XPath

XPath is a query language for locating nodes and fragments in XML trees. It is very similar to XPointers.

XPath provides a common syntax for functionality shared by XPointer and XSLT.

Location paths

A location path is sequence of location steps. The location steps are seperated by a slash (/).

Location step

A location step looks like

axis::node-test[predicate]

axis

The axis selects a set of nodes that are candidates for the result.

node-test

The node-test examines the candidates and filters them based on node type (element, chardate etc) and names (eg element name, attribute name).

predicate

The predicate causes a further filtration.

Available axes

/

In an XPath expression / denotes the root of the document tree.

The slash is also used as a path separator to identify the children node of any given node. Consider the following document:

<a>
  <b><x>one</x></b>
  <c><x>two</x></c>
  <d><x>three</x></d>
</a>

Given this document, the following expression

/a/c/x

returns

<x>two</x>

child::

Returns the children of the context node.

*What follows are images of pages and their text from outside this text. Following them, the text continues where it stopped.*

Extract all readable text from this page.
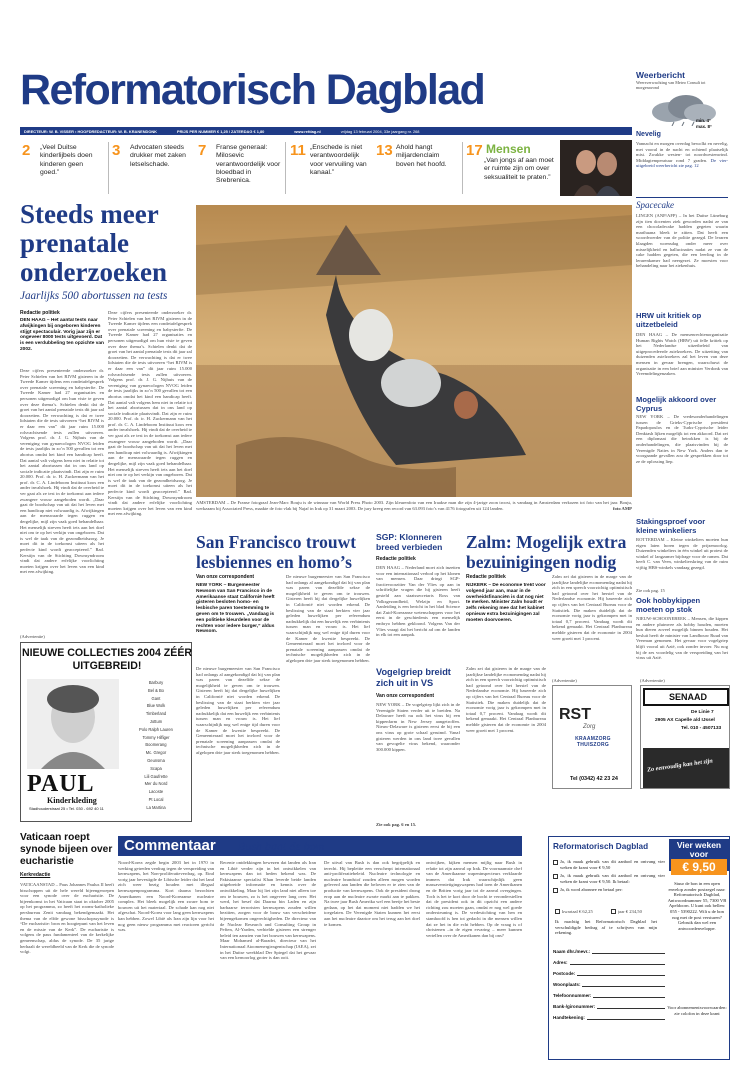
Reformatorisch Dagblad	Weerbericht
Weersverwachting van Meteo Consult tot morgenavond
min. 4°
max. 8°
DIRECTEUR: W. B. VISSER • HOOFDREDACTEUR: W. B. KRANENDONK	PRIJS PER NUMMER € 1,25 / ZATERDAG € 1,80	www.refdag.nl	vrijdag 13 februari 2004, 33e jaargang nr. 268
2 „Veel Duitse kinderlijbels doen kinderen geen goed.”
3 Advocaten steeds drukker met zaken letselschade.
7 Franse generaal: Milosevic verantwoordelijk voor bloedbad in Srebrenica.
11 „Enschede is niet verantwoordelijk voor vervuiling van kanaal.”
13 Ahold hangt miljardenclaim boven het hoofd.
17 Mensen
„Van jongs af aan moet er ruimte zijn om over seksualiteit te praten.”
Nevelig
Vannacht en morgen overdag bewolkt en nevelig, met vooral in de nacht en ochtend plaatselijk mist. Zwakke westen- tot noordwestenwind. Middagtemperatuur rond 7 graden. De vier- uitgebreid weerbericht zie pag. 12
Spacecake
LINGEN (ANP/AFP) – In het Duitse Lüneburg zijn tien docenten ziek geworden nadat ze van een chocoladecake hadden gegeten waarin marihuana bleek te zitten. Dat heeft een woordvoerder van de politie gezegd. De leraren klaagden woensdag onder meer over misselijkheid en hallucinaties nadat ze van de cake hadden gegeten, die een leerling in de lerarenkamer had neergezet. Ze moesten voor behandeling naar het ziekenhuis.
HRW uit kritiek op uitzetbeleid
DEN HAAG – De mensenrechtenorganisatie Human Rights Watch (HRW) uit felle kritiek op het Nederlandse uitzetbeleid van uitgeprocedeerde asielzoekers. De uitzetting van duizenden asielzoekers zal het leven van deze mensen in gevaar brengen, waarschuwt de organisatie in een brief aan minister Verdonk van Vreemdelingenzaken.
Mogelijk akkoord over Cyprus
NEW YORK – De vredesonderhandelingen tussen de Grieks-Cyprische president Papadopoulos en de Turks-Cyprische leider Denktash lijken mogelijk tot een akkoord. Dat zei een diplomaat die betrokken is bij de onderhandelingen, die plaatsvinden bij de Verenigde Naties in New York. Anders dan te voorgaande gevallen zou de gesprekken door tot ze de oplossing liep.
Stakingsproef voor kleine winkeliers
ROTTERDAM – Kleine winkeliers moeten hun eigen laten horen tegen de prijzenoorlog. Duizenden winkeliers in één winkel uit protest de winkel of langzamer bijdrage voor de ramen. Dat heeft C. van Veen, winkelierskring van de ruim vijftig HBS-winkels vandaag gezegd.
Zie ook pag. 15
Ook hobbykippen moeten op stok
NIEUW-SCHOONEBEEK – Mensen, die kippen en andere pluimvee als hobby houden, moeten hun dieren zoveel mogelijk binnen houden. Het besluit heeft de minister van Landbouw Ruud van Veerman genomen. Het gevaar voor vogelgriep blijft vooral uit Azië, ook zonder invoer. Nu nog bij de zes voordelig van de verspreiding van het virus uit Azië.
Steeds meer prenatale onderzoeken
Jaarlijks 500 abortussen na tests
Redactie politiek
DEN HAAG – Het aantal tests naar afwijkingen bij ongeboren kinderen stijgt spectaculair. Vorig jaar zijn er ongeveer 8000 tests uitgevoerd. Dat is een verdubbeling ten opzichte van 2002.
Deze cijfers presenteerde onderzoeker dr. Peter Schielen van het RIVM gisteren in de Tweede Kamer tijdens een rondetafelgesprek over prenatale screening en babysterfte. De Tweede Kamer had 27 organisaties en personen uitgenodigd om hun visie te geven over deze thema’s. Schielen denkt dat de groei van het aantal prenatale tests dit jaar zal doorzetten. De verwachting is dat er twee lidstaten die de tests uitvoeren “het RIVM is er daar een van” dit jaar ruim 15.000 rolsvachtsende tests zullen uitvoeren. Volgens prof. dr. J. G. Nijhuis van de vereniging van gynaecologen NVOG leiden de tests jaarlijks in zo’n 500 gevallen tot een abortus omdat het kind een handicap heeft. Dat aantal valt volgens hem niet in relatie tot het aantal abortussen dat in ons land op sociale indicatie plaatsvindt. Dat zijn er ruim 20.000. Prof. dr. ir. H. Zuckermann van het prof. dr. C. A. Lindeboom Instituut koos een ander invalshoek. Hij vindt dat de overheid te ver gaat als ze test in de toekomst aan iedere zwangere vrouw aangeboden wordt. „Daar gaat de boodschap van uit dat het leven met een handicap niet volwaardig is. Afwijkingen aan de menswaarde tegen ruggen en dergelijke, mijl zijn vaak goed behandelbaar. Het menselijk streven heeft iets aan het doel niet om te op het verkijn van ongeboren. Dat is wel de taak van de gezondheidszorg. Je moet dit in de toekomst uiteen als het perfecte kind wordt geaccepteerd.” Rad. Kerstijn van de Stichting Downsyndroom vindt dat andere erfelijke voorlichting moeten krijgen over het leven van een kind met een afwijking.
Deze cijfers presenteerde onderzoeker dr. Peter Schielen van het RIVM gisteren in de Tweede Kamer tijdens een rondetafelgesprek over prenatale screening en babysterfte. De Tweede Kamer had 27 organisaties en personen uitgenodigd om hun visie te geven over deze thema’s. Schielen denkt dat de groei van het aantal prenatale tests dit jaar zal doorzetten. De verwachting is dat er twee lidstaten die de tests uitvoeren “het RIVM is er daar een van” dit jaar ruim 15.000 rolsvachtsende tests zullen uitvoeren. Volgens prof. dr. J. G. Nijhuis van de vereniging van gynaecologen NVOG leiden de tests jaarlijks in zo’n 500 gevallen tot een abortus omdat het kind een handicap heeft. Dat aantal valt volgens hem niet in relatie tot het aantal abortussen dat in ons land op sociale indicatie plaatsvindt. Dat zijn er ruim 20.000. Prof. dr. ir. H. Zuckermann van het prof. dr. C. A. Lindeboom Instituut koos een ander invalshoek. Hij vindt dat de overheid te ver gaat als ze test in de toekomst aan iedere zwangere vrouw aangeboden wordt. „Daar gaat de boodschap van uit dat het leven met een handicap niet volwaardig is. Afwijkingen aan de menswaarde tegen ruggen en dergelijke, mijl zijn vaak goed behandelbaar. Het menselijk streven heeft iets aan het doel niet om te op het verkijn van ongeboren. Dat is wel de taak van de gezondheidszorg. Je moet dit in de toekomst uiteen als het perfecte kind wordt geaccepteerd.” Rad. Kerstijn van de Stichting Downsyndroom vindt dat andere erfelijke voorlichting moeten krijgen over het leven van een kind met een afwijking.
AMSTERDAM – De Franse fotograaf Jean-Marc Bouju is de winnaar van World Press Photo 2003. Zijn kleurenfoto van een Iraakse man die zijn 4-jarige zoon troost, is vandaag in Amsterdam verkozen tot foto van het jaar. Bouju, werkzaam bij Associated Press, maakte de foto vlak bij Najaf in Irak op 31 maart 2003. De jury kreeg een record van 63.093 foto’s van 4176 fotografen uit 124 landen.	foto AMP
San Francisco trouwt lesbiennes en homo’s
Van onze correspondent
NEW YORK – Burgemeester Newsom van San Francisco in de Amerikaanse staat Californië heeft gisteren besloten homo- en lesbische paren toestemming te geven om te trouwen. „Vandaag is een politieke kleurdelen voor de rechten voor iedere burger,” aldus Newsom.
De nieuwe burgemeester van San Francisco had onlangs al aangekondigd dat hij van plan was paren van dezelfde sekse de mogelijkheid te geven om te trouwen. Gisteren heeft hij dat dergelijke huwelijken in Californië niet worden erkend. De beslissing van de staat berkten vier jaar geleden huwelijken per referendum nadrukkelijk dat een huwelijk een verbintenis tussen man en vrouw is. Het lief waarschijnlijk nog wel enige tijd duren voor de Kamer de kwestie bespreekt. De Gemeenteraad moet het invloed voor de prenatale screening aanpassen omdat de technische mogelijkheden zich in de afgelopen drie jaar sterk toegenomen hebben.
De nieuwe burgemeester van San Francisco had onlangs al aangekondigd dat hij van plan was paren van dezelfde sekse de mogelijkheid te geven om te trouwen. Gisteren heeft hij dat dergelijke huwelijken in Californië niet worden erkend. De beslissing van de staat berkten vier jaar geleden huwelijken per referendum nadrukkelijk dat een huwelijk een verbintenis tussen man en vrouw is. Het lief waarschijnlijk nog wel enige tijd duren voor de Kamer de kwestie bespreekt. De Gemeenteraad moet het invloed voor de prenatale screening aanpassen omdat de technische mogelijkheden zich in de afgelopen drie jaar sterk toegenomen hebben.
SGP: Klonneren breed verbieden
Redactie politiek
DEN HAAG – Nederland moet zich inzetten voor een internationaal verbod op het klonen van mensen. Daar dringt SGP-fractievoorzitter Van der Vlies op aan in schriftelijke vragen die hij gisteren heeft gesteld aan staatssecretaris Ross van Volksgezondheid, Welzijn en Sport. Aanleiding is een bericht in het blad Science dat Zuid-Koreaanse wetenschappers voor het eerst in de geschiedenis een menselijk embryo hebben gekloond. Volgens Van der Vlies vraagt dat het bericht ad om de landen in elk tot een aanpak.
Vogelgriep breidt zich uit in VS
Van onze correspondent
NEW YORK – De vogelgriep lijkt zich in de Verenigde Staten verder uit te breiden. Na Delaware heeft nu ook het virus bij een kippenfarm in New Jersey aangetroffen. Nieuw-Delaware is gisteren eerst de bij een ons virus op grote schaal geruimd. Vanaf gisteren werden in ons land twee gevallen van gevogelte virus bekend, waaronder 300.000 kippen.
Zie ook pag. 6 en 15.
Zalm: Mogelijk extra bezuinigingen nodig
Redactie politiek
NIJKERK – De economie trekt voor volgend jaar aan, maar in de overheidsfinanciën is dat nog niet te merken. Minister Zalm houdt er zelfs rekening mee dat het kabinet opnieuw extra bezuinigingen zal moeten doorvoeren.
Zalm zei dat gisteren in de marge van de jaarlijkse landelijke economendag nadat hij zich in een speech voorzichtig optimistisch had getoond over het herstel van de Nederlandse economie. Hij baseerde zich op cijfers van het Centraal Bureau voor de Statistiek. Die maken duidelijk dat de economie vorig jaar is gekrompen met in totaal 0,7 procent. Vandaag wordt dit bekend gemaakt. Het Centraal Planbureau meldde gisteren dat de economie in 2004 weer groeit met 1 procent.
Zalm zei dat gisteren in de marge van de jaarlijkse landelijke economendag nadat hij zich in een speech voorzichtig optimistisch had getoond over het herstel van de Nederlandse economie. Hij baseerde zich op cijfers van het Centraal Bureau voor de Statistiek. Die maken duidelijk dat de economie vorig jaar is gekrompen met in totaal 0,7 procent. Vandaag wordt dit bekend gemaakt. Het Centraal Planbureau meldde gisteren dat de economie in 2004 weer groeit met 1 procent.
(Advertentie)
NIEUWE COLLECTIES 2004 ZÉÉR UITGEBREID!
Barbury
Bel & Bo
Gant
Blue Wolk
Timberland
Jottum
Polo Ralph Lauren
Tommy Hilfiger
Boomerang
Mc. Gregor
Geunsma
Scapa
Lili Gaufrette
Mer du Nord
Lacoste
Pt Local
La Martina
PAUL
Kinderkleding
Stadhouderstraat 25 • Tel. 030 - 692 40 11
(Advertentie)
RST
Zorg
KRAAMZORG THUISZORG
Tel (0342) 42 23 24
(Advertentie)
SENAAD
De Linie 7
2905 AX Capelle a/d IJssel
Tel. 010 - 4507133
Zo eenvoudig kan het zijn
Vaticaan roept synode bijeen over eucharistie
Kerkredactie
VATICAANSTAD – Paus Johannes Paulus II heeft bisschoppen uit de hele wereld bijeengeroepen voor een synode over de eucharistie. De bijeenkomst in het Vaticaan staat in oktober 2005 op het programma, zo heeft het rooms-katholieke persbureau Zenit vandaag bekendgemaakt. Het thema van de elfde gewone bisschopssynode is “De eucharistie: bron en hoogtepunt van het leven en de missie van de Kerk”. De eucharistie is volgens de paus fundamenteel van de kerkelijke gemeenschap, aldus de synode. De 35 jarige herhaalt de wereldbeeld van de Kerk die de synode volgt.
Commentaar Bush bant de bom
Noord-Korea zegde begin 2003 het in 1970 in werking getreden verdrag tegen de verspreiding van kernwapens, het Non-proliferatieverdrag, op. Eind vorig jaar bevestigde de Libische leider dat het land zich weer bezig houden met illegaal kernwapenprogramma. Kort daarna bezochten Amerikanen een Noord-Koreaanse nucleaire complex. Het bleek mogelijk een zware bom te bouwen uit het materiaal. De schade kan nog niet afgeschat. Noord-Korea voor lang geen kernwapens kan hebben. Zowel Libië als Iran zijn lijn voor het nog geen nieuw programma met reactoren gericht was.
Recente ontdekkingen bewezen dat landen als Iran en Libië verder zijn in het ontwikkelen van kernwapens dan tot heden bekend was. De Pakistaanse specialist Khan leverde beide landen uitgebreide informatie en kennis over de ontwikkeling. Maar hij liet zijn land niet alleen toe om te bouwen, zo is het ongeveer lang over. Het werd, het besef dat Daarna bin Laden en zijn barbaarse terroristen kernwapens zouden willen bezitten, zorgen voor de bouw van verscheidene bijeengekomen ongerechtigheden. De directeur van de Nuclear Research and Consulting Group in Peften, Al-Yarden, verhielde gisteren een strenger beleid ten aanzien van het bouwen van kernwapens. Maar Mohamed al-Baradei, directeur van het Internationaal Atoomenergieagentschap (IAEA), zei in het Duitse weekblad Der Spiegel dat het gevaar van een kernoorlog groter is dan ooit.
De uitval van Bush is dan ook begrijpelijk en terecht. Hij bepleitte een verscherpt internationaal anti-proliferatiebeleid. Nucleaire technologie en nucleaire brandstof zouden alleen mogen worden geleverd aan landen die beloven er te zien van de productie van kernwapens. Ook de president drong erop aan de nucleaire zwarte markt aan te pakken. Na twee jaar Bush Amerika wel een beetje het beste gedaan, op het dat moment niet hadden we het toegelaten. De Verenigde Staten kunnen het eerst aan het nucleaire daartoe om het terug aan het doel te komen.
ontwijken, kijken mensen mijlig naar Bush in relatie tot zijn aanval op Irak. De voornaamste chef van de Amerikaanse wapeninspecteurs verklaarde immers dat Irak waarschijnlijk geen massavernietigingswapens had toen de Amerikanen en de Britten vorig jaar tot de aanval overgingen. Toch is het te kort door de bocht te veronderstellen dat de president ook in dit opzicht een andere richting zou moeten gaan, omdat er nog wel goede ondersteuning is. De vredestichting van hen en stamhoofd is hen tot gedacht in die mensen willen dat ze het in die echt hebben. Op de vraag is of christenen –in de eigen ervaring – meer kunnen vertellen over de Amerikanen dan bij ons?
Reformatorisch Dagblad	Vier weken voor
€ 9,50
Ja, ik maak gebruik van dit aanbod en ontvang vier weken de krant voor € 9,50
Ja, ik maak gebruik van dit aanbod en ontvang vier weken de krant voor € 9,50. Ik betaal:
Ja, ik word abonnee en betaal per:
kwartaal € 62,25	jaar € 234,50
Ik machtig het Reformatorisch Dagblad het verschuldigde bedrag af te schrijven van mijn rekening.
Stuur de bon in een open envelop zonder postzegel naar: Reformatorisch Dagblad, Antwoordnummer 55, 7300 VB Apeldoorn. U kunt ook bellen: 055 - 5390222. Wilt u de bon nog met de post versturen? Gebruik dan wel een antwoordenveloppe.
Naam dhr./mevr.:
Adres:
Postcode:
Woonplaats:
Telefoonnummer:
Bank-/gironummer:
Handtekening:
Voor abonnementsvoorwaarden: zie colofon in deze krant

Can be abbreviated by leaving child:: entirly out. That is, the child is the default axis.

descendant::

All descendants, not only children, but also the children's children and so on.

parent::

The parent, or null if document root.

ancestor::

The parent as well as the parent's parent, as well as the parent's parent's parent ....

following-sibling::

Brothers and sisters to the right.

preceding-siblings::

Brothers and sisters to the left.

following::

All following nodes in the document minus descendants.

preceding::

All previous nodes in the document minus ancestors.

attribute::

<a>
  <b x="1">one</b>
  <c x="2">two</c>
</a>'

Given the preceeding document, the following XPath expression will return 2:

/A/C/attribute::X

Given the same document, attribute:: can also be specified as predicate:

/a/*[attribute::x=2]

It will return:

<c x="2">two</c>

attribute:: can be abbreviated with the @ symbol.

namespace::

self::

Returns itself...

descendant-or-self::

descendents plus self.

Consider the following document:

<a>
  <x>one</x>
  <b><x>two</x></b>
  <c><d><x>three</x></d></c>
  <e><f><g><x>four</x></g></f></e>
  <e><f><g><x><!-- some comment --><z>five</z></x></g></f></e>
</a>

Given the document above, the following XPath expression

/a/descendant-or-self::x

returns

<x>one</x>
<x>two</x>
<x>three</x>
<x>four</x>
<x>
  <!-- some comment -->
  <z>five</z>
</x>

ancestor-or-self::

ancestors plus self.

Node Tests

text(), comment(), text() and text() test the node's type.

text()

Text nodes.

comment()

Comment nodes.

processing-instruction

processing instructions.

node()

All nodes except attributes and namespace declarations.

name

Tests for the name.

*

The star is a wildcard that matches any, but exactly one, child node.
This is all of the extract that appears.